Zürich - Zürcher Forscher haben aus Pflanzenzellen das empfindlichste Thermometer der Welt konstruiert. Es erkennt die Wärme einer Hand schon aus Dutzenden Zentimetern Distanz. "Cyberholz" nennen die Forscher das Material, das ein Hybrid aus Tabakzellen und synthetischem Material ist.

"Unser Sensor reagiert mindestens hundertmal stärker als die besten existierenden Sensoren", wird der Mitentwickler Raffaele Di Giacomo, Postdoktorand an der ETH Zürich, in einer Mitteilung der Hochschule zitiert. Der elektronische Sensor ändert seine Leitfähigkeit in Abhängigkeit von der Temperatur.

Von der Natur zur Technik

Pflanzen haben die außerordentliche Fähigkeit, schon sehr geringe Temperaturunterschiede zu erkennen und darauf mit Änderungen in der Leitfähigkeit ihrer Zellen zu reagieren, schreibt die ETH. Diese Fähigkeit wollte das Team um Chiara Daraio in ein lebloses, trockenes Material überführen, das temperaturempfindlich bleibt.

Also ließ Di Giacomo winzige Nanoröhrchen aus Kohlenstoff in die Zellen von Tabakpflanzen wachsen. Diese elektrisch leitenden "Carbon Nanotubes" bildeten ein Netzwerk um und in den Zellen. Der Forscher trocknete die Mischung und erhielt ein festes, holzähnliches Material, das er "Cyberholz" taufte.

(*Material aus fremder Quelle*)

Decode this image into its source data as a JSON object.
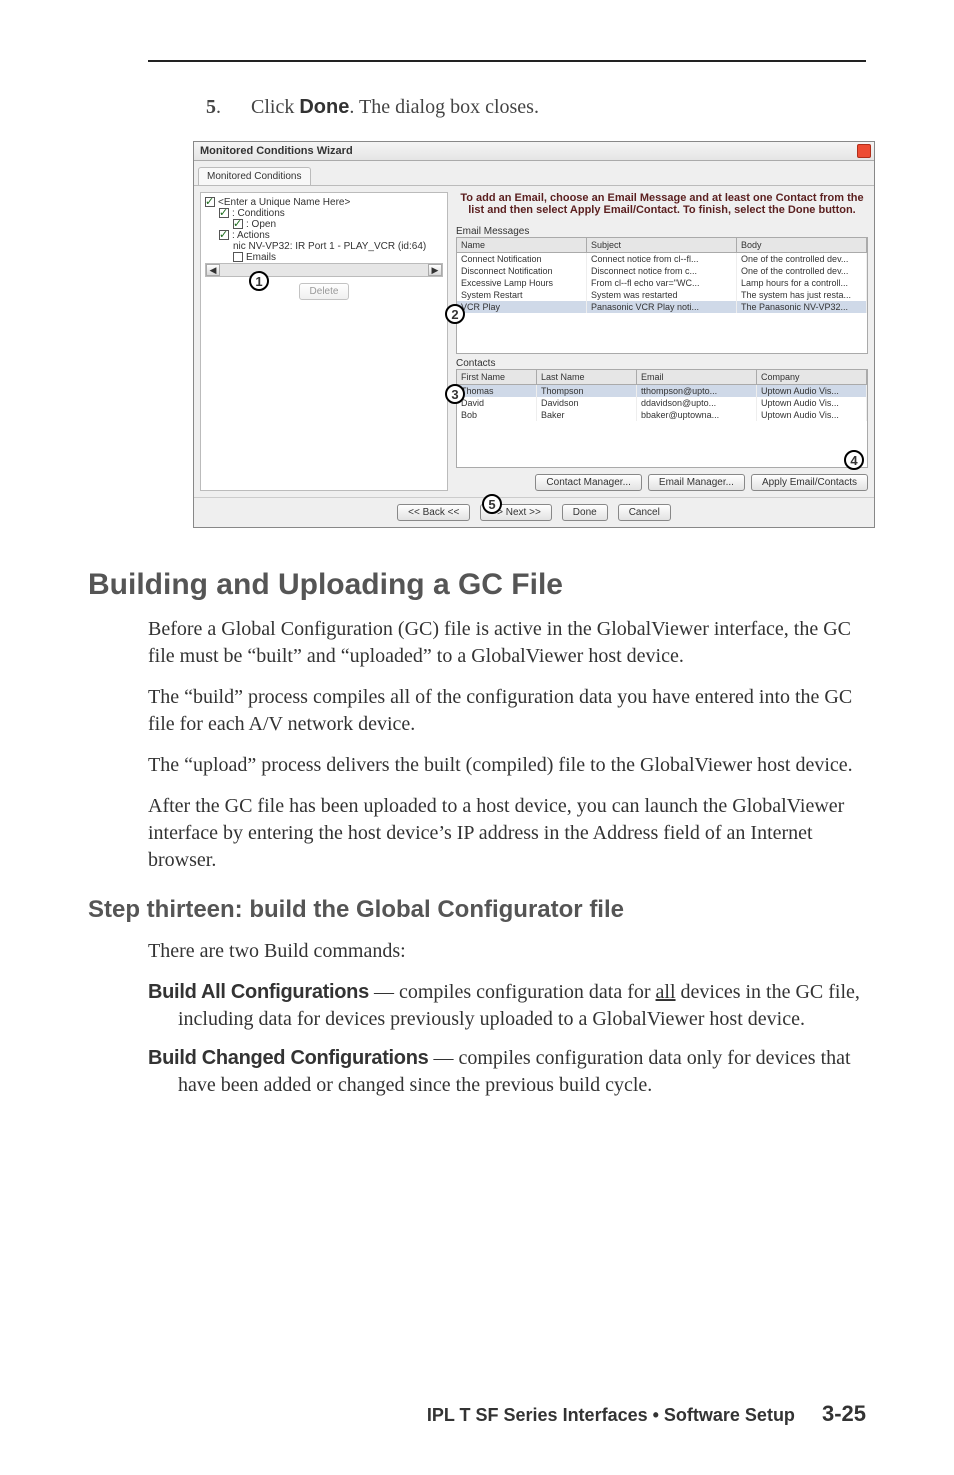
{
  "step": {
    "number": "5",
    "prefix": ".",
    "text_a": "Click ",
    "bold": "Done",
    "text_b": ".  The dialog box closes."
  },
  "dialog": {
    "title": "Monitored Conditions Wizard",
    "tab": "Monitored Conditions",
    "tree": {
      "root": "<Enter a Unique Name Here>",
      "n1": ": Conditions",
      "n2": ": Open",
      "n3": ": Actions",
      "n4": "nic NV-VP32: IR Port 1 - PLAY_VCR (id:64)",
      "n5": "Emails"
    },
    "instructions": "To add an Email, choose an Email Message and at least one Contact from the list and then select Apply Email/Contact. To finish, select the Done button.",
    "emails_label": "Email Messages",
    "emails": {
      "h1": "Name",
      "h2": "Subject",
      "h3": "Body",
      "rows": [
        {
          "c1": "Connect Notification",
          "c2": "Connect notice from cl--fl...",
          "c3": "One of the controlled dev..."
        },
        {
          "c1": "Disconnect Notification",
          "c2": "Disconnect notice from c...",
          "c3": "One of the controlled dev..."
        },
        {
          "c1": "Excessive Lamp Hours",
          "c2": "From cl--fl echo var=\"WC...",
          "c3": "Lamp hours for a controll..."
        },
        {
          "c1": "System Restart",
          "c2": "System was restarted",
          "c3": "The system has just resta..."
        }
      ],
      "hilite": {
        "c1": "VCR Play",
        "c2": "Panasonic VCR Play noti...",
        "c3": "The Panasonic NV-VP32..."
      }
    },
    "contacts_label": "Contacts",
    "contacts": {
      "h1": "First Name",
      "h2": "Last Name",
      "h3": "Email",
      "h4": "Company",
      "hilite": {
        "c1": "Thomas",
        "c2": "Thompson",
        "c3": "tthompson@upto...",
        "c4": "Uptown Audio Vis..."
      },
      "rows": [
        {
          "c1": "David",
          "c2": "Davidson",
          "c3": "ddavidson@upto...",
          "c4": "Uptown Audio Vis..."
        },
        {
          "c1": "Bob",
          "c2": "Baker",
          "c3": "bbaker@uptowna...",
          "c4": "Uptown Audio Vis..."
        }
      ]
    },
    "buttons": {
      "contact_mgr": "Contact Manager...",
      "email_mgr": "Email Manager...",
      "apply": "Apply Email/Contacts",
      "back": "<< Back <<",
      "next": ">> Next >>",
      "done": "Done",
      "cancel": "Cancel",
      "delete": "Delete"
    },
    "callouts": {
      "c1": "1",
      "c2": "2",
      "c3": "3",
      "c4": "4",
      "c5": "5"
    }
  },
  "h1": "Building and Uploading a GC File",
  "p1": "Before a Global Configuration (GC) file is active in the GlobalViewer interface, the GC file must be “built” and “uploaded” to a GlobalViewer host device.",
  "p2": "The “build” process compiles all of the configuration data you have entered into the GC file for each A/V network device.",
  "p3": "The “upload” process delivers the built (compiled) file to the GlobalViewer host device.",
  "p4": "After the GC file has been uploaded to a host device, you can launch the GlobalViewer interface by entering the host device’s IP address in the Address field of an Internet browser.",
  "h2": "Step thirteen: build the Global Configurator file",
  "p5": "There are two Build commands:",
  "def1": {
    "term": "Build All Configurations",
    "sep": " — compiles configuration data for ",
    "underlined": "all",
    "rest": " devices in the GC file, including data for devices previously uploaded to a GlobalViewer host device."
  },
  "def2": {
    "term": "Build Changed Configurations",
    "rest": " — compiles configuration data only for devices that have been added or changed since the previous build cycle."
  },
  "footer": {
    "text": "IPL T SF Series Interfaces • Software Setup",
    "page": "3-25"
  }
}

Wegen den Nanotubes ist es elektrisch leitend, und zwar ähnlich empfindlich und abhängig von der Temperatur wie lebende Tabakzellen, wie die Wissenschafter im Fachjournal "PNAS" vom Montag berichten. Die Leitfähigkeit des Sensors hängt direkt von der Distanz zum warmen Objekt ab.

Patent bereits angemeldet

Schlüsselmolekül ist ein Zuckerstoff in der Pflanzenzelle, das Pektin. Es kann sich zu einem Gel vernetzen, wobei der Prozess temperaturabhängig ist. In diesem Gel befinden sich auch Kalzium- und Magnesium-Ionen. Mit steigender Temperatur wird das Gel weicher und die Ionen können sich freier bewegen. Als Folge leitet das Material Strom besser.

Die Forscher haben den Sensor zum Patent angemeldet. Sie möchten ihn ganz ohne Pflanzenzellen, nur mit Pektin und Ionen weiterentwickeln. Anwendungen sehen sie viele: Denkbar wäre etwa ein "berührungsloser Touchscreen", der sich über Gesten steuern ließe, die über Temperatursensoren erfasst würden. Ebenfalls möglich wären kostengünstige Wärmebildkameras oder Nachtsichtgeräte. (APA, derStandard.at, 31.3. 2015)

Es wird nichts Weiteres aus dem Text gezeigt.